Leonard Cohen Will Always Be a Beacon in the Darkness

Leonard Cohen — poet, songwriter, Canadian, nervous wreck, human aphrodisiac — has died at the age of 82. In a week we all thought couldn’t get any darker, this feels like a total, Apocalypto-esque eclipse.

Emerging in the late ’60s with Songs of Leonard Cohen, the stoney-voiced troubadour would become one of the world’s greatest songsmiths — Bob Dylan once told Cohen he considered him his nearest rival. (Full disclosure: I think Cohen was better.) His passing comes just weeks after the release of his final album, (ironically) titled You Want It Darker, and shortly after he’d written a goodbye note to his ailing ex and lyrical muse Marianne Ihnlen, telling her, “it’s come to this time when we are really so old and our bodies are falling apart and I think I will follow you very soon.”

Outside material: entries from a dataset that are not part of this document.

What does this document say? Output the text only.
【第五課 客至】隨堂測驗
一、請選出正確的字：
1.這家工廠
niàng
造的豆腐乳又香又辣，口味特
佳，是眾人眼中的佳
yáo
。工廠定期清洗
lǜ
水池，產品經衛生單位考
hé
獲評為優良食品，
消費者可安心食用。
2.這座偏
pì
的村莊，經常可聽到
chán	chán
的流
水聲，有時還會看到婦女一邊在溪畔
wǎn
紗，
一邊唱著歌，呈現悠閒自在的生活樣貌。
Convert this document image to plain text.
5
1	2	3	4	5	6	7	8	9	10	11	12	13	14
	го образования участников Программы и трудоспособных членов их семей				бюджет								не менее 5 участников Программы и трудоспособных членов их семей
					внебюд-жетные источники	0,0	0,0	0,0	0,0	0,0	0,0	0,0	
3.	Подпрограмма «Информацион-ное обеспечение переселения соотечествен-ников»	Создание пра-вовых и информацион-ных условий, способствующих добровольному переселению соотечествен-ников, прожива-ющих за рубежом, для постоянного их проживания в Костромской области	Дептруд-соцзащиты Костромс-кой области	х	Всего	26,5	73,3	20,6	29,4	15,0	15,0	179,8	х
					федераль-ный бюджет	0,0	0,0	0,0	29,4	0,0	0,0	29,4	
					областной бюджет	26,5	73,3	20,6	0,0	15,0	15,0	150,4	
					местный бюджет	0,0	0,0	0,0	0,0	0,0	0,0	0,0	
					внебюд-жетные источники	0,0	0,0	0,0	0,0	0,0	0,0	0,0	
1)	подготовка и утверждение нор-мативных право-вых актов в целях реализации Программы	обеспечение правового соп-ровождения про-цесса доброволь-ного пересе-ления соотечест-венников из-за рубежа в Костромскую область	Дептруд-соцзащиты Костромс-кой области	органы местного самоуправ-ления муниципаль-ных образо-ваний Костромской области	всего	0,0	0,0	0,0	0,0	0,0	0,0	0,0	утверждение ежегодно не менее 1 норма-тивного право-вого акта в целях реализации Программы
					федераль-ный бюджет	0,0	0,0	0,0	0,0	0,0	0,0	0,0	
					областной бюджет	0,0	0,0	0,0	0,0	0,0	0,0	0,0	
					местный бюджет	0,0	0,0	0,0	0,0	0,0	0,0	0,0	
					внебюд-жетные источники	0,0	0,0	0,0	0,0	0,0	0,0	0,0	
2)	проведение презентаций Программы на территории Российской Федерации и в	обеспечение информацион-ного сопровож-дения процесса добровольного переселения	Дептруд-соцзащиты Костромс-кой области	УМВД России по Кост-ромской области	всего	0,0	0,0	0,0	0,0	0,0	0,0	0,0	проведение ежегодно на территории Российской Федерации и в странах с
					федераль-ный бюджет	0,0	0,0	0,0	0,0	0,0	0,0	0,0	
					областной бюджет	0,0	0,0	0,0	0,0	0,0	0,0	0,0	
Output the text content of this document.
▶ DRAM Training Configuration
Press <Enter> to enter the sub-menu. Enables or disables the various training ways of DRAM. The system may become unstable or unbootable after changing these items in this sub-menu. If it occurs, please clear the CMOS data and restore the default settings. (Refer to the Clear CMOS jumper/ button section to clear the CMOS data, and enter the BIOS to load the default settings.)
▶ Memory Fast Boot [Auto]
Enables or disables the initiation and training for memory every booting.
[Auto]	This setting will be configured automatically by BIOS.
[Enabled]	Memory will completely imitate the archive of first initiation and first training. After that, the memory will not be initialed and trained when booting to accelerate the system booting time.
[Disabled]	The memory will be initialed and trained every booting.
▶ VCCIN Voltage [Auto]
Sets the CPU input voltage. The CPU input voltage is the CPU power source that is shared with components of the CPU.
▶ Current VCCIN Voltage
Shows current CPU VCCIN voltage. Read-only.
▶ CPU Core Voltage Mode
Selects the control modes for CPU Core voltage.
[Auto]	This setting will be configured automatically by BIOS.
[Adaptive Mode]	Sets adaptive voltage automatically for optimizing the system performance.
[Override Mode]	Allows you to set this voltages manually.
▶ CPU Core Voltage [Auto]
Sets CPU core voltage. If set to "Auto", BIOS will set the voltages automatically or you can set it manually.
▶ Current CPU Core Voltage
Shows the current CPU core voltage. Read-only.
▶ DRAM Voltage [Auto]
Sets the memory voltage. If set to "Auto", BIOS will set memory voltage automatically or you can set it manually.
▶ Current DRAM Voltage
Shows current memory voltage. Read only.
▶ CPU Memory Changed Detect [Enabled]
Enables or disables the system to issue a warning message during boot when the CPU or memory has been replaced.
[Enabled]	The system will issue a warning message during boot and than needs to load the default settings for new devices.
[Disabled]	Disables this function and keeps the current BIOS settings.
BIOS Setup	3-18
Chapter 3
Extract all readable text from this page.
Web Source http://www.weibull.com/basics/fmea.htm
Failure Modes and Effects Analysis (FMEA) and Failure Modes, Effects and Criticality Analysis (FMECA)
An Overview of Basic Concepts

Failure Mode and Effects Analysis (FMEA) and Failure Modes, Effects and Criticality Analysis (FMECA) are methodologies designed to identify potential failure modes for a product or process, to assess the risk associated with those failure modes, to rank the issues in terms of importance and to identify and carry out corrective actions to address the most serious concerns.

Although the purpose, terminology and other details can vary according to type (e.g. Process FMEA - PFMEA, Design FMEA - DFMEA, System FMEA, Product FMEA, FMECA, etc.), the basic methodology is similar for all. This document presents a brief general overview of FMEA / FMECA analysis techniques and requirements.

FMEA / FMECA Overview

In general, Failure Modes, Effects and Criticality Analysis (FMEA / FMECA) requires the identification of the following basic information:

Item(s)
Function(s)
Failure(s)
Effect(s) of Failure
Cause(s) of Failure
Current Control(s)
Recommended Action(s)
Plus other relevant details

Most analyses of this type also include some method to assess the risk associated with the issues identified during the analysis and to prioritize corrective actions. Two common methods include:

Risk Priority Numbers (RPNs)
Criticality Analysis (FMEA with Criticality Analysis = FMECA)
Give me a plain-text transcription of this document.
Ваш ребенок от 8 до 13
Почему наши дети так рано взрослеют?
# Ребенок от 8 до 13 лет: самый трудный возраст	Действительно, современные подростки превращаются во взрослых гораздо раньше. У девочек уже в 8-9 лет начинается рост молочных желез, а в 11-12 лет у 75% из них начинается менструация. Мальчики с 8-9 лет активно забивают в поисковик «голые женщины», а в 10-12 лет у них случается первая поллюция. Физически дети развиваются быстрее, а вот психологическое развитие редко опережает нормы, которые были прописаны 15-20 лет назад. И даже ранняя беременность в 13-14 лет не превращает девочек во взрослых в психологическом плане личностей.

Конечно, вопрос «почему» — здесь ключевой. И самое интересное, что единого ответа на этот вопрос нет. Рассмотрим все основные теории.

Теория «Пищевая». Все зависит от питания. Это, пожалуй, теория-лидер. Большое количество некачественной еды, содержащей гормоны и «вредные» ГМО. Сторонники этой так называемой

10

My favourite anecdote of the Lord Byron of Rock n’ Roll is a time he royally fucked up. At the end of his 1972 world tour, standing on stage at the Yad Eliahu Sports Palace in Jerusalem, Cohen only managed to intone the first three words of “Bird on a Wire,” fumbling when the audience began to applaud. “I really enjoy your recognizing the song, but… I’m scared enough as it is up here, and I think something’s wrong every time you begin to applaud,” he told the crowd. “So if you do recognize the song, would you just wave your hand?” He strummed idly, but what first came off charming stage fright now looked more like actual anxiety. “I hope you’ll bear with me. These songs are kind of, uh — they become meditations for me, and sometimes, you know, I just don’t get high on it, and I feel that I’m cheating you. So I’ll try it again, okay? And if it doesn’t work, I’ll stop in the middle. There’s no reason why we should mutilate a song just to save face.”

Cohen began singing “One of Us Cannot Be Wrong.” More applause. And this time he fell apart. “Now look, if it doesn’t get any better, we’ll just end the concert and I’ll refund your money, because I really feel that we’re cheating you tonight,” he said. “You know, some nights, one is raised off the ground, and some night, you just can’t get off the ground. And there’s no point in lying about it. And tonight, we just haven’t been getting off the ground.” He apologized a bit more, referenced the Kabbalah, then walked off stage.

Backstage, as captured in Tony Palmer’s surprisingly candid 1972 documentary Bird on a Wire, Cohen was an agitated, sobbing mess. He told his band and crew that he couldn’t go on, and that they should refund the audience. The pressure of performing the final stop of his tour in the Holy Land had gotten to him. His managers pleaded with him to reconsider. He wasn’t having it. But after hearing the young audience chant the Hebrew song “Zim Shalom” (“We Bring You Peace”), Cohen thought maybe what he needed was a shave; rummaging through his guitar case for a razor, he found an old envelope full of acid. “Should we not try some?” he suggested to his band.

Cohen returned to the stage to a riotous welcome. He started playing “So Long, Marianne,” and the LSD kicked in hard. “I see Marianne straight in front of me and I started crying,” he recently recalled to The New Yorker. “I turned around and the band was crying, too. And then it turned into something in retrospect quite comic: the entire audience turned into one Jew! And this Jew was saying, ‘What else can you show me, kid? I’ve seen a lot of things, and this don’t move the dial!’ And this was the entire skeptical side of our tradition, not just writ large but manifested as an actual gigantic being! Judging me hardly begins to describe the operation. It was a sense of invalidation and irrelevance that I felt was authentic, because those feelings have always circulated around my psyche: Where do you get to stand up and speak? For what and whom? And how deep is your experience? How significant is anything you have to say?”

Cohen wouldn’t finish the show. He was too overcome with the sense that he was phoning it in, and lacked the heart to deceive his fans. In a musical landscape where it’s commonplace for bands to go through the motions to canned backing tracks, or for rappers to rely on armies of ghostwriters, that’s rare. The bard’s onstage meltdown, while an example of just how anxious a guy he could be, is also a testament to his integrity. He offers a model for living with dignity and truthfulness, without succumbing to illusions, without giving in to mediocrity or indifference, without masking failures and flaws in a world that too often feels built on smoke and mirrors. Cohen was the Real Thing, the genuine article. He’s gone now, but he’ll forever be a reminder, even as darkness seems to envelope us, to always look for the crack in everything, where the light gets in.

Also: when it doubt, maybe don’t drop acid.